Jan Bakker, directeur Surfdiensten, noemt servercertificaten een onderschat beveiligingsmiddel, dat vertrouwelijke communicatie tussen webserver en de aangesloten bezoekers van de website verbetert.
Servercertificaten leggen de identiteit en het eigendom van een webserver onweerlegbaar vast en zorgen ervoor dat de aangesloten gebruikers via ssl-verbindingen (secure socket layer) op een veilige manier met elkaar kunnen communiceren. De certificaten die Surfdiensten levert worden standaard door alle belangrijke internettoepassingen, waaronder browsers ondersteund.
De servercertificaten die Surfdiensten aanbiedt, zijn afkomstig uit de certificatenfabriek van Globalsign. De twee hebben een samenwerkingsverband gesloten om de aanvraagprocedure te vereenvoudigen en de certificaten voordeliger aan te bieden. Globalsign is een dochterbedrijf van het in ict-beveiliging gespecialiseerde Ubizen, dat vorig jaar de Belgische overheidsorder voor het elektronische paspoort kreeg.

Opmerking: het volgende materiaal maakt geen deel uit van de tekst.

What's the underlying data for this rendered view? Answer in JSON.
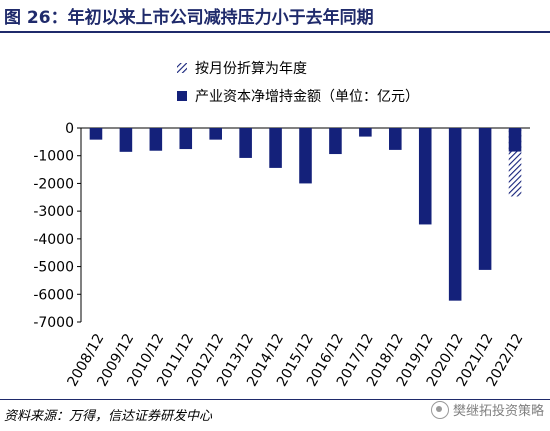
{
  "header": {
    "title": "图 26：年初以来上市公司减持压力小于去年同期"
  },
  "footer": {
    "source": "资料来源：万得，信达证券研发中心",
    "watermark": "樊继拓投资策略"
  },
  "colors": {
    "bar": "#14217a",
    "title": "#1f2a6b"
  },
  "chart_data": {
    "type": "bar",
    "title": "",
    "xlabel": "",
    "ylabel": "",
    "ylim": [
      -7000,
      0
    ],
    "yticks": [
      0,
      -1000,
      -2000,
      -3000,
      -4000,
      -5000,
      -6000,
      -7000
    ],
    "ytick_labels": [
      "0",
      "-1000",
      "-2000",
      "-3000",
      "-4000",
      "-5000",
      "-6000",
      "-7000"
    ],
    "categories": [
      "2008/12",
      "2009/12",
      "2010/12",
      "2011/12",
      "2012/12",
      "2013/12",
      "2014/12",
      "2015/12",
      "2016/12",
      "2017/12",
      "2018/12",
      "2019/12",
      "2020/12",
      "2021/12",
      "2022/12"
    ],
    "grid": false,
    "legend_position": "top-right",
    "series": [
      {
        "name": "产业资本净增持金额（单位：亿元）",
        "style": "solid",
        "values": [
          -420,
          -860,
          -820,
          -760,
          -420,
          -1080,
          -1440,
          -2000,
          -940,
          -310,
          -790,
          -3480,
          -6230,
          -5120,
          -850
        ]
      },
      {
        "name": "按月份折算为年度",
        "style": "hatched",
        "values": [
          null,
          null,
          null,
          null,
          null,
          null,
          null,
          null,
          null,
          null,
          null,
          null,
          null,
          null,
          -2470
        ]
      }
    ]
  }
}
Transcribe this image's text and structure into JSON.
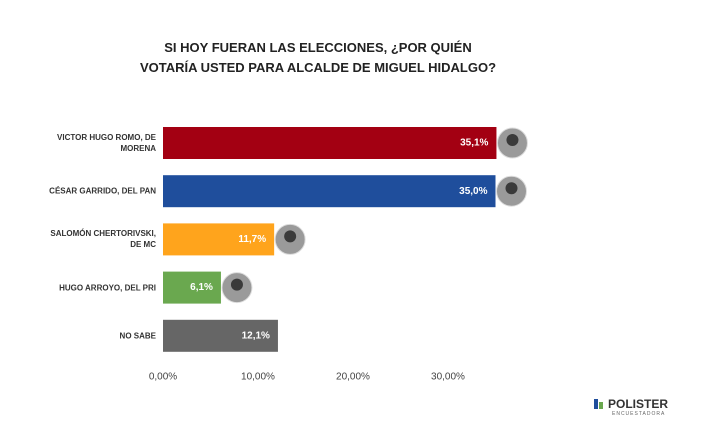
{
  "chart_data": {
    "type": "bar",
    "orientation": "horizontal",
    "title": "SI HOY FUERAN LAS ELECCIONES, ¿POR QUIÉN VOTARÍA USTED PARA ALCALDE DE MIGUEL HIDALGO?",
    "categories": [
      "VICTOR HUGO ROMO, DE MORENA",
      "CÉSAR GARRIDO, DEL PAN",
      "SALOMÓN CHERTORIVSKI, DE MC",
      "HUGO ARROYO, DEL PRI",
      "NO SABE"
    ],
    "values": [
      35.1,
      35.0,
      11.7,
      6.1,
      12.1
    ],
    "value_labels": [
      "35,1%",
      "35,0%",
      "11,7%",
      "6,1%",
      "12,1%"
    ],
    "colors": [
      "#a30012",
      "#1f4e9c",
      "#ffa41c",
      "#6aa84f",
      "#666666"
    ],
    "xlim": [
      0,
      40
    ],
    "xticks": [
      {
        "value": 0,
        "label": "0,00%"
      },
      {
        "value": 10,
        "label": "10,00%"
      },
      {
        "value": 20,
        "label": "20,00%"
      },
      {
        "value": 30,
        "label": "30,00%"
      }
    ],
    "grid": false
  },
  "logo": {
    "name": "POLISTER",
    "tagline": "ENCUESTADORA"
  }
}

Het is een interessant statement dat een servercertificaat de identiteit en het eigendom van een server onweerlegbaar vastlegt – waar een heleboel op af te dingen is. Voor de gewone consument komt een certificaat van een niet duidelijke organisatie zegt dat dat van een andere écht is. Een servercertificaat is handig om een SSL sessie te initiëren, maar biedt feitelijk geen garanties, waar de gebruiker echter allerlei zekerheden wordt beloofd. In een normale zakelijke relatie wordt betrouwbaarheid omgeven door aansprakelijkheidswetgeving. Bij servercertificaten wordt deze expliciet afgewezen. Wat e.e.a. erger maakt is dat de instantie die de echtheid moet garanderen, ook nog eens onder een andere jurisprudentie valt. Welke mate van garantie de controle op het proces – naar de beroemde ETSI standaard – door een accountant biedt, laat ik maar in het midden, er is immers al genoeg negatieve publiciteit over deze bedrijfstak uitgestort.

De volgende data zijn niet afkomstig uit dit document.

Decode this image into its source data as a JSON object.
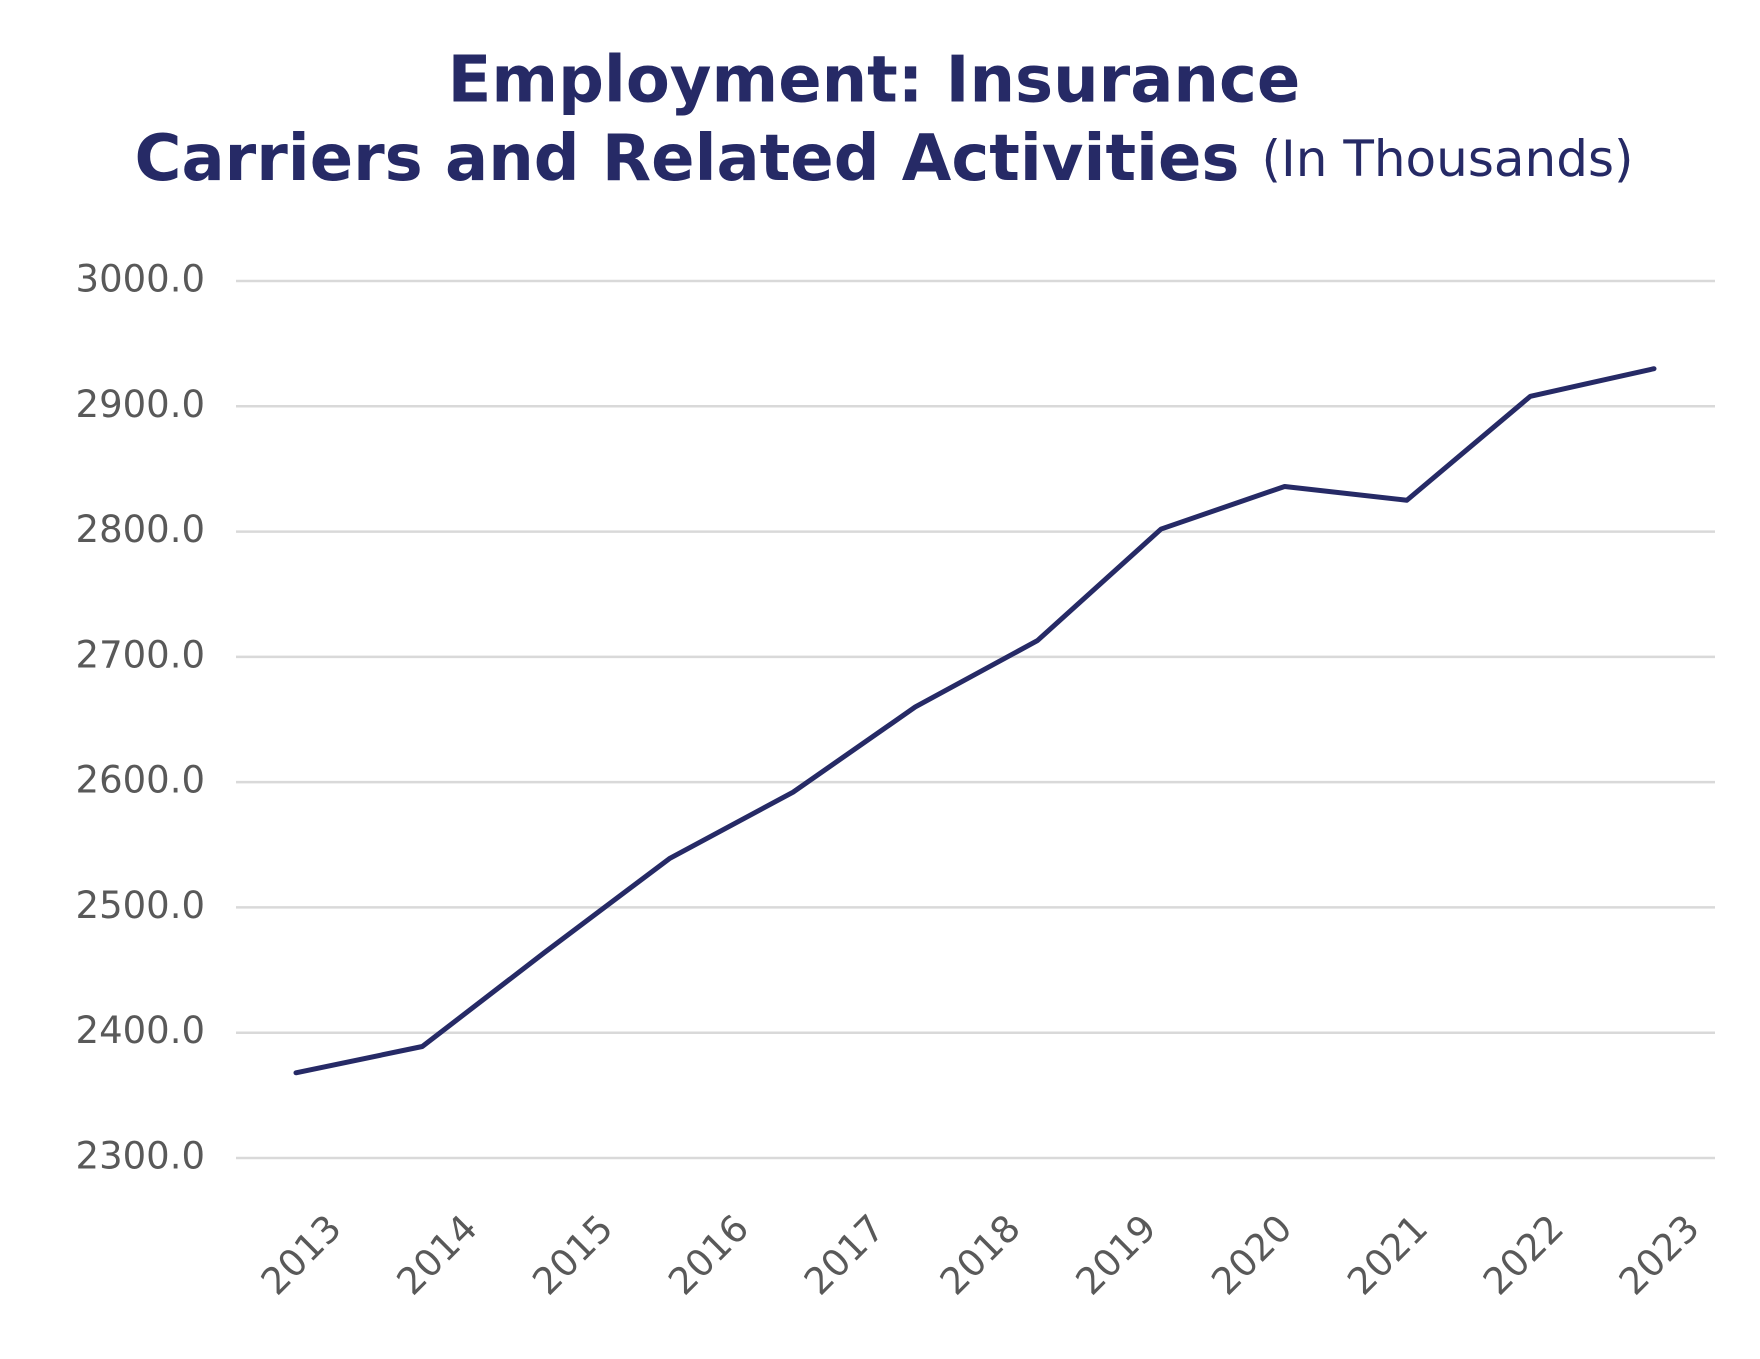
{
  "chart_data": {
    "type": "line",
    "title": [
      "Employment: Insurance",
      "Carriers and Related Activities"
    ],
    "subtitle": "(In Thousands)",
    "x": [
      2013,
      2013.93,
      2014.83,
      2015.75,
      2016.66,
      2017.56,
      2018.46,
      2019.37,
      2020.28,
      2021.18,
      2022.09,
      2023
    ],
    "series": [
      {
        "color": "#262a66",
        "values": [
          2368,
          2389,
          2464,
          2539,
          2592,
          2660,
          2713,
          2802,
          2836,
          2825,
          2908,
          2930
        ]
      }
    ],
    "xlim": [
      2013,
      2023
    ],
    "xticks": [
      2013,
      2014,
      2015,
      2016,
      2017,
      2018,
      2019,
      2020,
      2021,
      2022,
      2023
    ],
    "ylim": [
      2300,
      3000
    ],
    "yticks": [
      {
        "value": 2300,
        "label": "2300.0"
      },
      {
        "value": 2400,
        "label": "2400.0"
      },
      {
        "value": 2500,
        "label": "2500.0"
      },
      {
        "value": 2600,
        "label": "2600.0"
      },
      {
        "value": 2700,
        "label": "2700.0"
      },
      {
        "value": 2800,
        "label": "2800.0"
      },
      {
        "value": 2900,
        "label": "2900.0"
      },
      {
        "value": 3000,
        "label": "3000.0"
      }
    ],
    "grid": true
  }
}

Hoe gebruikers veilig met elkaar kunnen communiceren als de server een certificaat heeft, is al helemaal een raadsel – de server beschikt immers niet over mogelijkheden de identiteit van de gebruikers te verifiëren. Dat je versleuteld dataverkeer hebt zegt helemaal niets, zo lang je niet weet met wie – en dat kan dus niet met de hier beschreven aanpak.
gewoon weer zo’n dom pr bericht dat door luie (en nergens even induikende) journalisten klakkeloos is overgenomen. wanneer krijgen weer kwaliteitsjournalistiek? durf te vragen ipv lekker gemakkelijk overschrijven!